Il est utile de joindre les documents demandés directement au mail plutôt que de les annoncer pour un envoi ultérieur. Cela évite les allers-retours et respecte le temps de l’étude, souvent chargée.
La formule de politesse finale
La conclusion classique reste : « Je vous prie d’agréer, Maître, l’expression de mes salutations distinguées. » Une version plus courte et tout aussi correcte : « Dans l’attente de votre retour, je vous prie d’accepter, Maître, mes salutations respectueuses. » Le nom et les coordonnées complètes (téléphone, adresse) suivent la signature, pour faciliter un rappel si nécessaire.
L’erreur qui agace le plus dans une étude notariale
Commencer un mail par « Bonjour » seul, sans le mot Maître, est perçu comme un manque de respect vis-à-vis de la fonction. Même dans un mail rapide de relance, la formule d’appel doit toujours apparaître.
Formules de politesse adaptées selon le contexte

Le ton formel reste constant, mais la formulation du corps du message change selon l’objectif de la correspondance.
Demande de conseil juridique
Pour une demande de conseil, il vaut mieux exposer la situation avec précision avant de poser la question. « Maître, je me permets de vous solliciter concernant la répartition d’un bien en indivision suite au décès de mon père. Pourriez-vous m’indiquer les démarches à envisager ? » Ce type de formulation montre que la question a été réfléchie, ce qui facilite une réponse rapide et ciblée.

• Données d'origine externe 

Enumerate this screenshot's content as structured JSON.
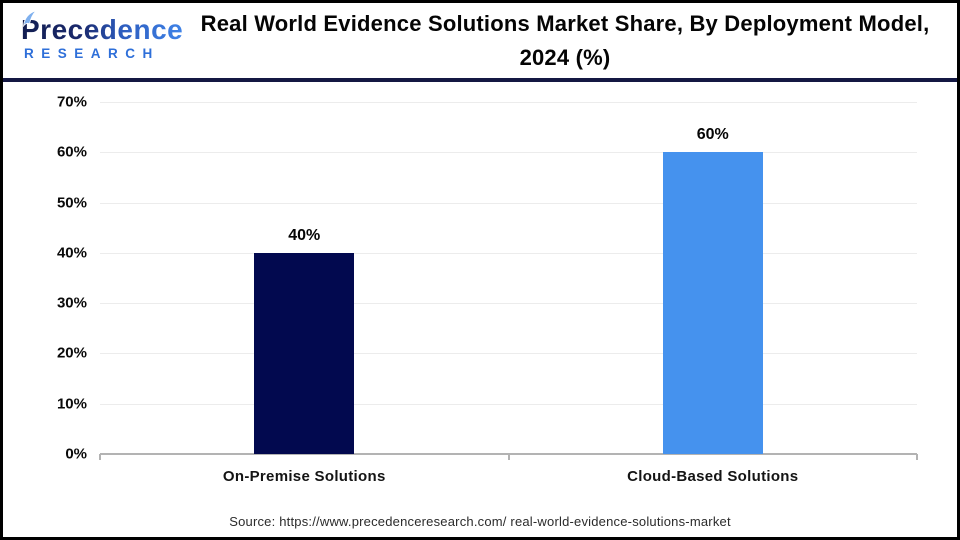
{
  "header": {
    "logo": {
      "word": "Precedence",
      "sub": "RESEARCH",
      "leaf_icon": "leaf-icon",
      "brand_navy": "#1a2a6e",
      "brand_blue": "#2e6fd9"
    },
    "title": "Real World Evidence Solutions Market Share, By Deployment Model, 2024 (%)",
    "separator_color": "#141843"
  },
  "chart_data": {
    "type": "bar",
    "title": "Real World Evidence Solutions Market Share, By Deployment Model, 2024 (%)",
    "categories": [
      "On-Premise Solutions",
      "Cloud-Based Solutions"
    ],
    "values": [
      40,
      60
    ],
    "value_labels": [
      "40%",
      "60%"
    ],
    "bar_colors": [
      "#02094f",
      "#4592ee"
    ],
    "xlabel": "",
    "ylabel": "",
    "ylim": [
      0,
      70
    ],
    "yticks": [
      0,
      10,
      20,
      30,
      40,
      50,
      60,
      70
    ],
    "ytick_labels": [
      "0%",
      "10%",
      "20%",
      "30%",
      "40%",
      "50%",
      "60%",
      "70%"
    ],
    "grid": "horizontal",
    "gridline_color": "#ececec",
    "baseline_color": "#b3b3b3",
    "legend": "none"
  },
  "footer": {
    "source": "Source: https://www.precedenceresearch.com/ real-world-evidence-solutions-market"
  }
}
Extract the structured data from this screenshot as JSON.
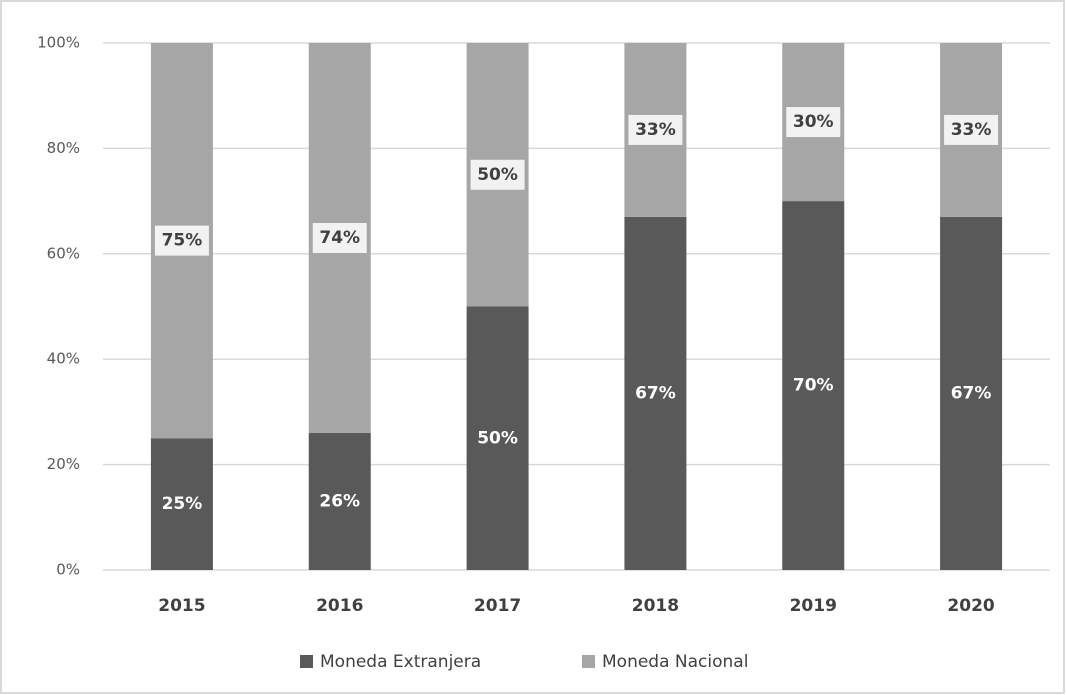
{
  "chart_data": {
    "type": "stacked_bar",
    "categories": [
      "2015",
      "2016",
      "2017",
      "2018",
      "2019",
      "2020"
    ],
    "series": [
      {
        "name": "Moneda Extranjera",
        "color": "#595959",
        "values": [
          25,
          26,
          50,
          67,
          70,
          67
        ],
        "value_labels": [
          "25%",
          "26%",
          "50%",
          "67%",
          "70%",
          "67%"
        ]
      },
      {
        "name": "Moneda Nacional",
        "color": "#a6a6a6",
        "values": [
          75,
          74,
          50,
          33,
          30,
          33
        ],
        "value_labels": [
          "75%",
          "74%",
          "50%",
          "33%",
          "30%",
          "33%"
        ]
      }
    ],
    "ylim": [
      0,
      100
    ],
    "yticks": [
      {
        "value": 0,
        "label": "0%"
      },
      {
        "value": 20,
        "label": "20%"
      },
      {
        "value": 40,
        "label": "40%"
      },
      {
        "value": 60,
        "label": "60%"
      },
      {
        "value": 80,
        "label": "80%"
      },
      {
        "value": 100,
        "label": "100%"
      }
    ],
    "grid": true,
    "legend": "bottom"
  }
}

Suivi d’un dossier en cours
Pour un suivi de dossier, la référence au numéro de dossier ou à la date du dernier échange est indispensable. « Maître, je me permets de revenir vers vous concernant le dossier n°2024-158, afin de connaître l’avancement de la procédure de signature. » Cette précision évite au notaire ou à son clerc de rechercher les informations dans plusieurs dossiers.
Remerciement
Un mail de remerciement reste bref mais garde le même niveau de formalisme. « Maître, je tenais à vous remercier pour votre accompagnement tout au long de cette procédure de succession. Votre disponibilité a grandement facilité les démarches. » Ce type de message, sans être obligatoire, entretient une relation professionnelle de qualité, utile si un rendez-vous futur est nécessaire.
Exemples de mails types à envoyer à un notaire
Voici un exemple complet pour une demande de rendez-vous : « Maître, je souhaiterais convenir d’un rendez-vous afin d’évoquer la mise en place d’une donation-partage entre mes enfants. Seriez-vous disponible dans les prochaines semaines ? Je reste à votre disposition pour tout complément d’information. Je vous prie d’agréer, Maître, l’expression de mes salutations distinguées. »
Un second exemple, pour une transmission de documents : « Maître, comme convenu lors de notre entretien téléphonique, vous trouverez ci-joint les pièces justificatives relatives au dossier n°2024-092. N’hésitez pas à revenir vers moi si des éléments complémentaires sont nécessaires. Dans l’attente de votre retour, je vous prie d’accepter, Maître, mes salutations respectueuses. »
Questions fréquentes
Peut-on tutoyer un notaire ? Non, même en cas de relation ancienne ou familiale, le vouvoiement reste la règle dans toute correspondance écrite avec un professionnel du droit exerçant une fonction publique.
Que faire si le notaire ne répond pas ? Un délai de cinq à sept jours ouvrés est raisonnable avant une relance. Le mail de relance reprend l’objet initial, rappelle la date du premier envoi et garde le même respect dans la formule d’appel.
Faut-il écrire à l’étude ou directement au notaire ? Pour les questions courantes de suivi, s’adresser au clerc en charge du dossier est souvent plus efficace, car il traite le quotidien administratif. Les questions juridiques de fond restent réservées au notaire lui-même.